The key sin here though is economic, and the issue is “production networks.” An exporter can’t bring in raw material, or an intermediate input for production, an entire export chain can collapse. The economic multiplier impact of such disruptions can be significant. 

So, trying to close a “x” billion dollar gap reduces economic output, and then pressures balance of payment further as exports begin to dwindle. And its worse, originally the issue was also fiscal deficits, very large ones. When growth now slows so do your tax receipts, but you still have to pay the salaries and service the debt. So you end up driving inflation up. Now we have an unholy trinity: failing growth/output, balance of payment pressures and stronger inflation!

As the Government would not devalue its currency hence “administrative” remedies re curtailing imports were ushered in, a black market exchange rate premium surfaces. The unsustainability gets increasingly trumpeted and now FDI dries up, domestic investment is compromised, there is a capital flight, dollars are hoarded, domestic liquidity is immobilised, and the doom loop is exuberantly in evidence. 

Creating impact labs

Years back, MIT and Harvard, through Peter Senge and Otto Scharmer developed “Theory U”, a remarkable means by which dialogue can be structured so that it is more than an echo chamber of grievances and prefabricated talking points.

If we take on any national reform or evolution, if we exercise the “courage” we were seeking at the outset here, it needs to be funnelled through some mechanism. Putting so many people in a room and hoping for wisdom and will to emerge is more than myopic. 

A process is needed, just as “kaizen” gave a process and structure for the desire to involve those doing the work in focused, measured improvement. And then it became portable and teachable. It became a global language for quality.

In Theory U on which I will write more in the future, you begin by “downloading” and gathering thoughts and facts. You seek counterfactual views. You then shift to “sensing” to getting out there and viewing and observing and bringing the “outside in”. This is the left side of the U.

Then we “surrender” for a bit, we let the data and impressions and views sift and percolate, and in a guided process we transition to “Presencing” – a combination of being “Present” and “sensing” the future that is “trying” to emerge, that is potentially present, for which there are ingredients, for which there are construction materials, but where we need to be architects. This is the bottom of the U.

And then we go up the other side of the U and create a fresh vision and aspiration for this emerging future, grounded in and drawing on all this. 

We then run controlled execution experiments, and prototype rapidly and get feedback and assess results, and look at cost-benefit options. 

And then from what emerges from the prototyping and bridging forward, we create scorecards and co-create and start moving freshly forward. 

It can be iterative, and it is corrigible, and it is open to amendment and course correction.

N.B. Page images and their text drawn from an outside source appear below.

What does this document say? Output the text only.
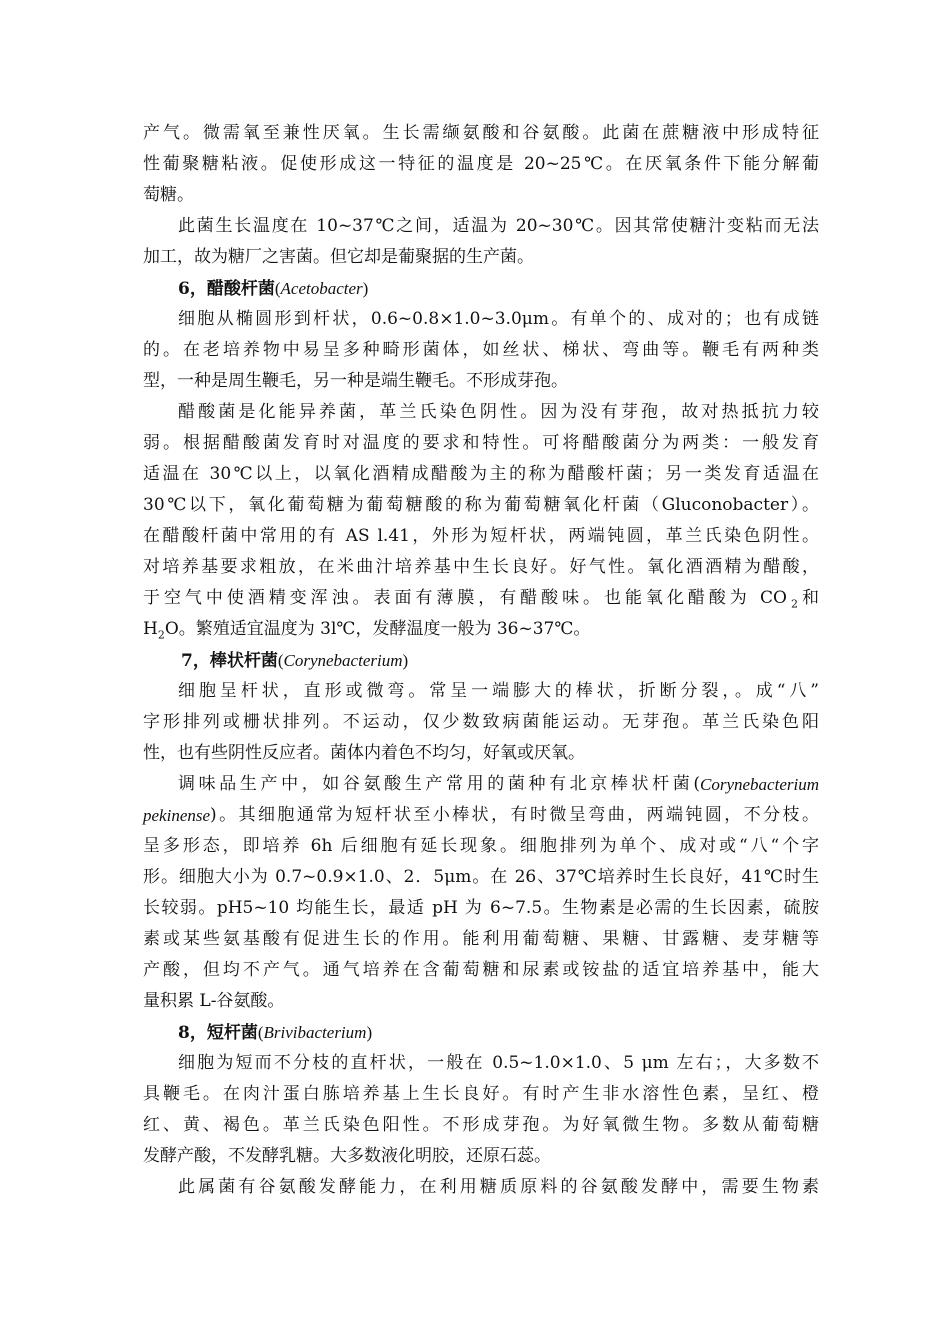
产气。微需氧至兼性厌氧。生长需缬氨酸和谷氨酸。此菌在蔗糖液中形成特征
性葡聚糖粘液。促使形成这一特征的温度是 20~25℃。在厌氧条件下能分解葡
萄糖。
此菌生长温度在 10~37℃之间，适温为 20~30℃。因其常使糖汁变粘而无法
加工，故为糖厂之害菌。但它却是葡聚据的生产菌。
6，醋酸杆菌(Acetobacter)
细胞从椭圆形到杆状，0.6~0.8×1.0~3.0μm。有单个的、成对的；也有成链
的。在老培养物中易呈多种畸形菌体，如丝状、梯状、弯曲等。鞭毛有两种类
型，一种是周生鞭毛，另一种是端生鞭毛。不形成芽孢。
醋酸菌是化能异养菌，革兰氏染色阴性。因为没有芽孢，故对热抵抗力较
弱。根据醋酸菌发育时对温度的要求和特性。可将醋酸菌分为两类：一般发育
适温在 30℃以上，以氧化酒精成醋酸为主的称为醋酸杆菌；另一类发育适温在
30℃以下，氧化葡萄糖为葡萄糖酸的称为葡萄糖氧化杆菌（Gluconobacter）。
在醋酸杆菌中常用的有 AS l.41，外形为短杆状，两端钝圆，革兰氏染色阴性。
对培养基要求粗放，在米曲汁培养基中生长良好。好气性。氧化酒酒精为醋酸，
于空气中使酒精变浑浊。表面有薄膜，有醋酸味。也能氧化醋酸为 CO $_2$ 和
$H_2O$。繁殖适宜温度为 3l℃，发酵温度一般为 36~37℃。
7，棒状杆菌(Corynebacterium)
细胞呈杆状，直形或微弯。常呈一端膨大的棒状，折断分裂，。成“八”
字形排列或栅状排列。不运动，仅少数致病菌能运动。无芽孢。革兰氏染色阳
性，也有些阴性反应者。菌体内着色不均匀，好氧或厌氧。
调味品生产中，如谷氨酸生产常用的菌种有北京棒状杆菌( Corynebacterium
pekinense )。其细胞通常为短杆状至小棒状，有时微呈弯曲，两端钝圆，不分枝。
呈多形态，即培养 6h 后细胞有延长现象。细胞排列为单个、成对或“八“个字
形。细胞大小为 0.7~0.9×1.0、2．5μm。在 26、37℃培养时生长良好，41℃时生
长较弱。pH5~10 均能生长，最适 pH 为 6~7.5。生物素是必需的生长因素，硫胺
素或某些氨基酸有促进生长的作用。能利用葡萄糖、果糖、甘露糖、麦芽糖等
产酸，但均不产气。通气培养在含葡萄糖和尿素或铵盐的适宜培养基中，能大
量积累 L-谷氨酸。
8，短杆菌(Brivibacterium)
细胞为短而不分枝的直杆状，一般在 0.5~1.0×1.0、5 μm 左右；，大多数不
具鞭毛。在肉汁蛋白胨培养基上生长良好。有时产生非水溶性色素，呈红、橙
红、黄、褐色。革兰氏染色阳性。不形成芽孢。为好氧微生物。多数从葡萄糖
发酵产酸，不发酵乳糖。大多数液化明胶，还原石蕊。
此属菌有谷氨酸发酵能力，在利用糖质原料的谷氨酸发酵中，需要生物素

But it is informed, energised by engagement and collaboration, connected, visionary and grounded in both facts and inspired by imagination.

We would love to induct and develop a lattice work of national facilitators to create these “conversational hubs”, these “impact labs” wherever key breakthroughs are sought, and wherever key stakeholders can be gathered.

Thereby, we could partner with and influence our bureaucracies…evolution if not revolution. 

And learning how to have that collaboration flow with the exploring/sensing/activating (open heart, open mind, open will) essence of Theory U would be a great boon.

But we cannot “talk” ourselves to a new frontier. We must learn how to communicate and to listen radically and dramatically. And we must engage with awareness (grounded in inclusivity) and contribute with passionate abandon (setting toxic ego agendas aside in favour of progress that delivers sustained value to us and everyone else). Only thus do we come out of doom loops and begin to forge better futures.

(The writer is the founder and CEO of EPL Global and founder of Sensei Lanka, a global consultant with over 30 years strategic leadership experience and now, since March 2020, a globally recognised COVID researcher and commentator.)